Our findings of prognostic favorable histopathological tumor characteristics for discordant screen-detected cancers versus concordant positive cases are consistent with other studies [5, 6]. For interval cancers diagnosed after being dismissed at consensus, the rate of invasive cancers was higher among dismissed and concordant negative compared to false-positive cases. Although not significantly different, the results of more lymph node involvement, a lower proportion of histological grade 1 invasive cancers and Luminal A–like immunohistochemical subtype among dismissed and concordant negative examinations indicates less favorable prognostic characteristics compared to cancers detected after false-positive screening.

High completeness of the data and detailed information about the radiologist’s interpretation scores represent strengths of this study. However, despite a large study population, some subgroups had few cancer cases resulting in less powerful results. Using woman-level rather than breast-level analyses ensures the clinical approach, on the cost of the accuracy as some of the cancers might be in the other breast than the positive score at index screening. Further, some features that resulted in a positive score at index screening might not be the same as later diagnosed as cancer, even though they appeared in the same breast. A previous retrospective review of screening mammograms in BreastScreen Norway identified that 42.9% of interval cancers diagnosed after a false-positive screening were recalled due to the same mammographic finding [8]. Further, the scoring system used in BreastScreen Norway represents a modified version of BI-RADS [22]. A score of 1 in the Norwegian system corresponds to BI-RADS 1 and 2, scores 2, 3, 4, and 5 are analog to BI-RADS 3, 4a–b, 4c, and 5, respectively, while BI-RADS 0 and 6 do not apply. We consider these differences not affecting the generalizability of our study.

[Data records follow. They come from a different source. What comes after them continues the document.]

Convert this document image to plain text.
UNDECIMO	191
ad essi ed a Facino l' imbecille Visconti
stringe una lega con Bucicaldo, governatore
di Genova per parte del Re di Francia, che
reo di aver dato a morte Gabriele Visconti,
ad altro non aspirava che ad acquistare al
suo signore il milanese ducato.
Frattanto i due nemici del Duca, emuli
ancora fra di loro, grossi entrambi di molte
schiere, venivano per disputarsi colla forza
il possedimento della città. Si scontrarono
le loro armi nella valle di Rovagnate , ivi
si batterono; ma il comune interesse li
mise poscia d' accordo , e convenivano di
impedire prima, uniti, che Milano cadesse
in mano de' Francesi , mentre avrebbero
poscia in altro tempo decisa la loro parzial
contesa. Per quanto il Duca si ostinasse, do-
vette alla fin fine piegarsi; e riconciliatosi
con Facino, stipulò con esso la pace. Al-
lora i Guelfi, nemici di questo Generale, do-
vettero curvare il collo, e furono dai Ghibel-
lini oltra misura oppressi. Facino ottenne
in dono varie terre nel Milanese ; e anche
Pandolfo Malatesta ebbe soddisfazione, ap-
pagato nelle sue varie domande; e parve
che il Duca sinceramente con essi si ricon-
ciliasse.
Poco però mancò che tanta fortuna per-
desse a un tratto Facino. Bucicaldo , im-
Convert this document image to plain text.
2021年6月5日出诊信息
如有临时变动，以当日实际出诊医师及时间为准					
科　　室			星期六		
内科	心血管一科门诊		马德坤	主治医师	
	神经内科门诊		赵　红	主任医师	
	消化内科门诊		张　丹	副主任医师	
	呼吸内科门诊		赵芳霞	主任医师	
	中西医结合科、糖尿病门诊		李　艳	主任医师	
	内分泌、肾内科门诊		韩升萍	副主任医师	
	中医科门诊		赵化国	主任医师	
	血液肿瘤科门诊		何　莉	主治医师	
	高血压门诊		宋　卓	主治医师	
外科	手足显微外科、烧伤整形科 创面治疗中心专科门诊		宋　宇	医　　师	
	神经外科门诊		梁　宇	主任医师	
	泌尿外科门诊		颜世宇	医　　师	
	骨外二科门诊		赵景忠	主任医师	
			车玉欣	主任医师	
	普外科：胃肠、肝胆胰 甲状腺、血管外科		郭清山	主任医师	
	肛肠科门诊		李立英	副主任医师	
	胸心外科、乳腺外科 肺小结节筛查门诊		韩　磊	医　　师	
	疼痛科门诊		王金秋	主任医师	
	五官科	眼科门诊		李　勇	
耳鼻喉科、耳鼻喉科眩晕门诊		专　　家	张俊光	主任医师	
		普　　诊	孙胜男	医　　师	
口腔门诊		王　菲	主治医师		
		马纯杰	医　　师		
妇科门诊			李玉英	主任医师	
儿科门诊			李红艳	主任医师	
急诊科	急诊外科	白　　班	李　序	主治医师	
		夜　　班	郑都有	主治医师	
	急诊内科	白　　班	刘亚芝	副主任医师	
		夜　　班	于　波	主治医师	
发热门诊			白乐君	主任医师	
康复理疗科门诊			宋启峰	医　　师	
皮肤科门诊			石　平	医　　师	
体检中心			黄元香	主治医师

In conclusion, 23% of screen-detected cancers were detected by only one of two radiologists. The odds of interval and subsequent screen-detected cancer was 2–3 times higher for women with examinations discussed but dismissed at consensus for index screening compared to those with concordant negative scores. Adding an additional screening 1 year after being dismissed at consensus or exploiting AI in screen-reading and at the time of consensus are potential strategies that may be considered for the purpose of reducing interval cancers.